The Act also authorizes the BOP to enter into partnerships with non-profit and private organizations, institutions of higher education, private entities, and industry-sponsored organizations that will deliver workforce development and training.
This credit-earning provision is limited in scope – inmates convicted of certain crimes, including assault with the intent to commit murder, kidnapping, and sexual assault, cannot earn credit for evidence-based programming or other productive activities. If an inmate is the subject of a final order of removal, they are not eligible for the credit-earning opportunity.
In addition to time credit, the ACT also authorizes:
- Increased phone and visitation privileges
- Transfer to federal institution closer to home
- Increased commissary spending and product offerings
- Extended opportunities to access email
Increases Good Time Credits
Before the Act was passed, federal inmates earned 47 days of good time credit per year.
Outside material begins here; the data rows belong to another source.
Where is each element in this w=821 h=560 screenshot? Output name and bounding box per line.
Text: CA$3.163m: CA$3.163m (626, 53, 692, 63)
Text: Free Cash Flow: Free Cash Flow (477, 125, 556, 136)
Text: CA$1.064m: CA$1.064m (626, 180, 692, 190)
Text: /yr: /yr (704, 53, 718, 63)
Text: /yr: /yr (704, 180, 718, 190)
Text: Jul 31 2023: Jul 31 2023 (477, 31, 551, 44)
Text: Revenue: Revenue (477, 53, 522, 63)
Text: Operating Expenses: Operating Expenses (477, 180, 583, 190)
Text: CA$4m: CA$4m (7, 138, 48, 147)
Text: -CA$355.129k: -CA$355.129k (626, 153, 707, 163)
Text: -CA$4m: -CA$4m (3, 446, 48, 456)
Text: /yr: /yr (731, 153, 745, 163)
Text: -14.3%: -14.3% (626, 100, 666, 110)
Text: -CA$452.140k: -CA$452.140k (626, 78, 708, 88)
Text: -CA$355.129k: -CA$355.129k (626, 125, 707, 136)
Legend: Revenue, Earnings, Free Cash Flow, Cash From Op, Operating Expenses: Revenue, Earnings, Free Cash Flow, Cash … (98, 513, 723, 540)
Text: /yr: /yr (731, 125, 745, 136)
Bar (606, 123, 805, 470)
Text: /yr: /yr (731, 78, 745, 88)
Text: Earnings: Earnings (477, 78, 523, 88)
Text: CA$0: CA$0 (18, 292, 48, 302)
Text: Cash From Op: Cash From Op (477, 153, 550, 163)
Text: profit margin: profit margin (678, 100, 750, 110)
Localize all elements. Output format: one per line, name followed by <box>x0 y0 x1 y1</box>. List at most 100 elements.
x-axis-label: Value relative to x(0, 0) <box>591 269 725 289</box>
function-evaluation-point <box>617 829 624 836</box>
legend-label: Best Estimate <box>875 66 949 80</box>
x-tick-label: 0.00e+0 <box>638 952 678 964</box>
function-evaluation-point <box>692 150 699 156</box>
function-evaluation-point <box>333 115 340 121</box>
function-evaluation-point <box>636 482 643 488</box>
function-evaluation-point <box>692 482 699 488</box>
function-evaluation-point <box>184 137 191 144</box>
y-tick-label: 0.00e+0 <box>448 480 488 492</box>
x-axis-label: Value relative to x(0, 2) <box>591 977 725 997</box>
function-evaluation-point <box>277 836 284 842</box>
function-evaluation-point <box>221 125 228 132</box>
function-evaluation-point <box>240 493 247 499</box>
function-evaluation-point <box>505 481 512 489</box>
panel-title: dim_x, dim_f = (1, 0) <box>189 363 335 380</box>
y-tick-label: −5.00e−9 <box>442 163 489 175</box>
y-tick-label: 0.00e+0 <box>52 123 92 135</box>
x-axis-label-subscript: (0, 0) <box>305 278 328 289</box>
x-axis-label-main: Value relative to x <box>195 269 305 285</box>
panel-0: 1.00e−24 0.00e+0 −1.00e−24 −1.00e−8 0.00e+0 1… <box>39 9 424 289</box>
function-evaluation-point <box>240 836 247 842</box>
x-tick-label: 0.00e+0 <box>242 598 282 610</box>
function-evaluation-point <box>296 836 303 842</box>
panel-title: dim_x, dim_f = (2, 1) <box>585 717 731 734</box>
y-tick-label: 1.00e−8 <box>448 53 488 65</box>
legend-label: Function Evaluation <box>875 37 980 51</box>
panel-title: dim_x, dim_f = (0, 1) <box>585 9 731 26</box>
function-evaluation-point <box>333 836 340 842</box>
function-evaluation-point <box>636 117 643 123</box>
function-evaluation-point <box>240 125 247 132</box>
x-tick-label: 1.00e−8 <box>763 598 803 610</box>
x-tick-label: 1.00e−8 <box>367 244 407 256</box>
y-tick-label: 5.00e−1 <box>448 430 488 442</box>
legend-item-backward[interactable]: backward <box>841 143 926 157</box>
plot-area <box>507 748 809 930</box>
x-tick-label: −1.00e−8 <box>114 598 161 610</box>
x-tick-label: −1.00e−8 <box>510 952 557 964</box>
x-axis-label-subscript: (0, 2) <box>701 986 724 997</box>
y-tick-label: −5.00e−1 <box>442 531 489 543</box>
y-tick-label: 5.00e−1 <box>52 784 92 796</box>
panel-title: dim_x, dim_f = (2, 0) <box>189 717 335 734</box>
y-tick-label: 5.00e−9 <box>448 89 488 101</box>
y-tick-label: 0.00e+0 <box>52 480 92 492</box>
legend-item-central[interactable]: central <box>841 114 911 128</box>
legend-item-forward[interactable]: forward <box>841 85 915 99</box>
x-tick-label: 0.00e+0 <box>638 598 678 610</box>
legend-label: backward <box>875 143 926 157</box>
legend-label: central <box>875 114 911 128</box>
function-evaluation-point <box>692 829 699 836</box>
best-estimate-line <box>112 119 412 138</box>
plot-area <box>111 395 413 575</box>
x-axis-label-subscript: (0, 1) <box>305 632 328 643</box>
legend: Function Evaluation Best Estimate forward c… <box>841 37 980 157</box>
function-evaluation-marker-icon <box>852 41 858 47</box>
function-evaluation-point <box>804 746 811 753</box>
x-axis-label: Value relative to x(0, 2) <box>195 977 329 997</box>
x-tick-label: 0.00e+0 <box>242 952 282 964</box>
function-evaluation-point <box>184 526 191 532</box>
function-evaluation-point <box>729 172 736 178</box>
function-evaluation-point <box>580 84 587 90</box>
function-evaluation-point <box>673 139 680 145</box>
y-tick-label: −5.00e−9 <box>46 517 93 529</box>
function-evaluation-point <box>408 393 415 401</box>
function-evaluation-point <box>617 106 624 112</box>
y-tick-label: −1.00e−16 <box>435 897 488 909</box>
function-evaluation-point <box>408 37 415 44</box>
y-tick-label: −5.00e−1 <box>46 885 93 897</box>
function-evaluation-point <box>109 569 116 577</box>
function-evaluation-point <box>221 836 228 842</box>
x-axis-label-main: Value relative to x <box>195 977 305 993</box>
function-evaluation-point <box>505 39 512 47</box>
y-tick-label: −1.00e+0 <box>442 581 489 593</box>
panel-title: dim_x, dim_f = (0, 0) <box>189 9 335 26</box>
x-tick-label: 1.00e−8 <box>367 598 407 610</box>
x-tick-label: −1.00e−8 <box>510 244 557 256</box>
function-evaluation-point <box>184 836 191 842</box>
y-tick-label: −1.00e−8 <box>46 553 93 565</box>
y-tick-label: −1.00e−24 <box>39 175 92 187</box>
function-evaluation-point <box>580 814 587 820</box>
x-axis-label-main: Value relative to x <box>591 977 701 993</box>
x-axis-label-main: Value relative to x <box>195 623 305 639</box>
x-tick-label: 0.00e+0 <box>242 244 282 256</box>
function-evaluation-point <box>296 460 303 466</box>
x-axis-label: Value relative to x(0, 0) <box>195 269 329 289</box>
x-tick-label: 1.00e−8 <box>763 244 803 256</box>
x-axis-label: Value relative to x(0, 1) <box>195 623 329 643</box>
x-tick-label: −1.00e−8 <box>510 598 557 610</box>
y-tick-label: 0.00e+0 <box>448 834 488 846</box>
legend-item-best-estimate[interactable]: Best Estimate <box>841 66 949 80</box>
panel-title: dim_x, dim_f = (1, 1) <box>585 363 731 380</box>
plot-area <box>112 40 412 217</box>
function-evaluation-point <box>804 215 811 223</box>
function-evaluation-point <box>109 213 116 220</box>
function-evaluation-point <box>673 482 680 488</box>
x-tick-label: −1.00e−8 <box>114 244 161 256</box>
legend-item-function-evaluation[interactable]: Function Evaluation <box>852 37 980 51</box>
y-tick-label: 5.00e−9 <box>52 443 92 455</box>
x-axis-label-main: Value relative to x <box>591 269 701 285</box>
Under the law, inmates now earn 54 days of credit per year. While the law clarifies that the provision is retroactive, there is disagreement regarding the provision’s effect date. As discussed below, this issue is due to potentially ambiguous language in section 102(b) of the FIRST STEP Act. This portion of the law states that the changes do not take effect until the Attorney General completes and releases the needs assessment system, which was established under section 101(a).
Challenges to the FIRST STEP Act
On December 22, 2018, Vivek Shak, a federal prisoner incarcerated at a halfway house in Chicago, Illinois, filed an emergency motion for immediate release under the FIRST STEP Act. However, on January 3, 2019, the District Court for the Northern District of Illinois denied his motion. Judgment was entered on January 8, 2019 and the matter was closed.
In the January 3, 2019 order denying Mr. Shah’s motion, the court stated:
Section 102(b) of the First Step Act states that the amendment to section 3624(b) does not take effect until after the Attorney General completes and releases the needs assessment system established under section 101(a) of the Act… The Attorney General is given up to 210 days to implement the risk and needs assessment system.
… the amendment to section 3624(b) is not yet in effect because the Attorney General has not yet completed and released the needs assessment system… The plain language of section 102(b)(2) of the Act is clear that the entirety of section 102(b), including the amendment to section 3624(b), is not effective until the Attorney General completes and releases the risk and needs assessment system under section 101(a) of the Act… pursuant to section 102(b)(2), the amendment to section 3624(b) set forth in section 102(b)(1)(A) is not yet in effect and so Petitioner is not yet entitled to relief.
On February 7, 2019, Mr. Shah submitted a Notice of Appeal. As a result, at this time, it is unclear when this credit-earning provision will take effect.
While the Act is not as expansive as its predecessor, the Sentencing Reform and Corrections Act of 2015, the FIRST STEP Act nonetheless represents a significant federal shift in attitudes regarding non-violent drug offenses, as well as the utility of lengthy mandatory sentences. The creation and expansion of programs designed to reduce recidivism, along with the broadened reach of the safety valve provision, are exciting and necessary changes, and hopefully, these changes will continue to reverberate at both the federal and state levels.